Scott Paul, who heads up the Alliance for American Manufacturing, uses the Huffington Post as a platform to decode the second presidential debate on the related issues of China and U.S. manufacturing. Meanwhile, Industry Market Trends offers its take on the debate as well.
Speaking of IMT, the magazine also offers this little insider’s tip on how to land a government contract.
Writing in the political newsletter Counter Punch, blogger John V. Walsh talks about the myth of U.S. manufacturing’s decline.
In a letter to the editor of the Financial Times, Kent Hughes, director of the Program on America and the Global Economy, says when it comes to the U.S. economy, the fault lies not in ourselves, but in our manufacturing policy — or lack thereof.
The Pew Research Center offers this recent data on how China views the U.S.
The National Tooling and Machining Association (NTMA) tells us which public policies are most important to manufacturers.
The Chicago Tribune reports that U.S. auto manufacturers now view Moscow as a major growth market.

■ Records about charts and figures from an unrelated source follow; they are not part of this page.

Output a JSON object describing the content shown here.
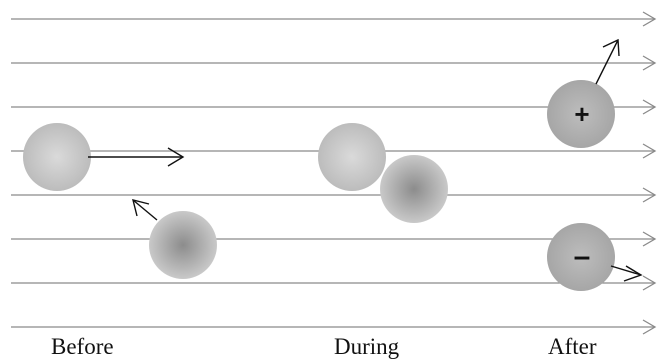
{
  "labels": {
    "before": "Before",
    "during": "During",
    "after": "After"
  },
  "charges": {
    "positive": "+",
    "negative": "–"
  },
  "colors": {
    "line": "#8a8a8a",
    "arrow": "#111111",
    "particle_light": "#d6d6d6",
    "particle_dark": "#a8a8a8",
    "sign": "#111111"
  },
  "icons": {
    "field_line_arrow": "chevron-right-icon",
    "velocity_arrow": "arrow-icon"
  }
}
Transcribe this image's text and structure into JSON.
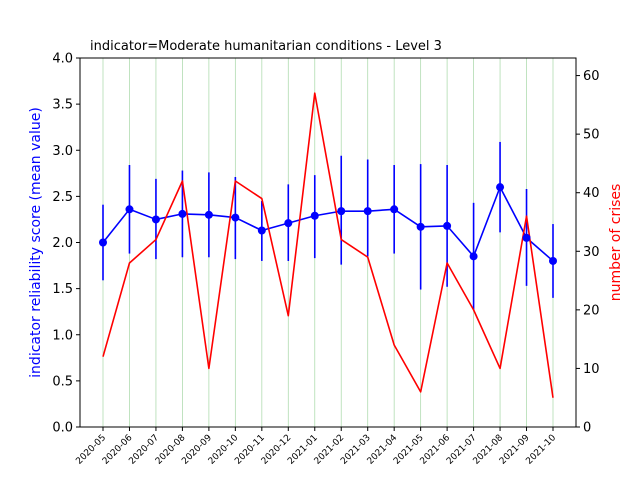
{
  "chart_data": {
    "type": "line",
    "title": "indicator=Moderate humanitarian conditions - Level 3",
    "xlabel": "",
    "ylabel": "indicator reliability score (mean value)",
    "y2label": "number of crises",
    "categories": [
      "2020-05",
      "2020-06",
      "2020-07",
      "2020-08",
      "2020-09",
      "2020-10",
      "2020-11",
      "2020-12",
      "2021-01",
      "2021-02",
      "2021-03",
      "2021-04",
      "2021-05",
      "2021-06",
      "2021-07",
      "2021-08",
      "2021-09",
      "2021-10"
    ],
    "ylim": [
      0,
      4.0
    ],
    "y2lim": [
      0,
      63
    ],
    "yticks": [
      "0.0",
      "0.5",
      "1.0",
      "1.5",
      "2.0",
      "2.5",
      "3.0",
      "3.5",
      "4.0"
    ],
    "y2ticks": [
      "0",
      "10",
      "20",
      "30",
      "40",
      "50",
      "60"
    ],
    "grid": "x-only",
    "series": [
      {
        "axis": "left",
        "color": "#0000ff",
        "values": [
          2.0,
          2.36,
          2.25,
          2.31,
          2.3,
          2.27,
          2.13,
          2.21,
          2.29,
          2.34,
          2.34,
          2.36,
          2.17,
          2.18,
          1.85,
          2.6,
          2.05,
          1.8
        ],
        "err_low": [
          1.59,
          1.88,
          1.82,
          1.84,
          1.84,
          1.82,
          1.8,
          1.8,
          1.83,
          1.76,
          1.85,
          1.88,
          1.49,
          1.52,
          1.27,
          2.11,
          1.53,
          1.4
        ],
        "err_high": [
          2.41,
          2.84,
          2.69,
          2.78,
          2.76,
          2.71,
          2.45,
          2.63,
          2.73,
          2.94,
          2.9,
          2.84,
          2.85,
          2.84,
          2.43,
          3.09,
          2.58,
          2.2
        ]
      },
      {
        "axis": "right",
        "color": "#ff0000",
        "values": [
          12,
          28,
          32,
          42,
          10,
          42,
          39,
          19,
          57,
          32,
          29,
          14,
          6,
          28,
          20,
          10,
          36,
          5
        ]
      }
    ]
  }
}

Manufacturing.net tells us that China’s long-sluggish economy is suddenly showing some hopeful signs of recovery.
Writing for the Forbes blog, TJ McCue — citing a recent white paper from the Boston Consulting Group – says the manufacturing skills gap in America is not nearly as big as many would have you believe. Meanwhile, another blogger in the pub says that President Obama was right about at least one thing in the debate; certain low wage jobs lost to China aren’t coming back.
Along those same lines, NPR’s Planet Money this week reports that American manufacturing jobs aren’t coming back, regardless of who’s president.
Want to know where to find manufacturing jobs in America? Here’s a start.
One Chinese company says a U.S. lawsuit could deter further Chinese investments in this country.
The Brisbane Times reports that Apple’s manufacturing efforts in China are being threatened by a severe worker shortage and a growing number of young Chinese people unwilling to do assembly line work.
Speaking of Apple, Bryan Chaffin of the Mac Observer says that the tech giant at one point came to symbolize the “great American manufacturer” during the end of this week’s debate. And in the Washington Post’s blog, Vivek Wadhwa says the answers by both candidates to the Apple question missed a bigger, far more important point, and he so far as to say Obama and Romney had a “clueless” moment when the subject of our trade policy with China arose.
Speaking of Romney, the left-leaning political newsletter Truthout says that protesting workers at a Bain Captial-owned company in Freeport, IL, which continues to offshore jobs to China, have set up shop across the street from their plant and called it Bainport. They’re currently pleading with Romney to come to Freeport and help them. (See below.)
Reuters meanwhile says a moment of truth is fast approaching for U.S. manufacturers.
The Alliance for American Manufacturing (AAM) paid tribute to one of their champions this week, the late Senator Arlen Specter.
And finally, a nice news item with which to leave you. GE, Alcoa, Lockheed-Martin and Boeing will partner with (and financially support) the Manufacturing Institute, an offshoot of the NAM to train some 15K U.S. veterans in various manufacturing job functions, while instilling in them the kind of skills they’ll need for a career in manufacturing.
Nice job, folks. And thanks from all us little guys throughout the country for not only helping a group of remarkably brave and selfless Americans find meaningful and important work, but helping this country develop the kind of candidates that U.S. manufacturing is going to need going forward so that our sector will remain both vital and strong for generations to come.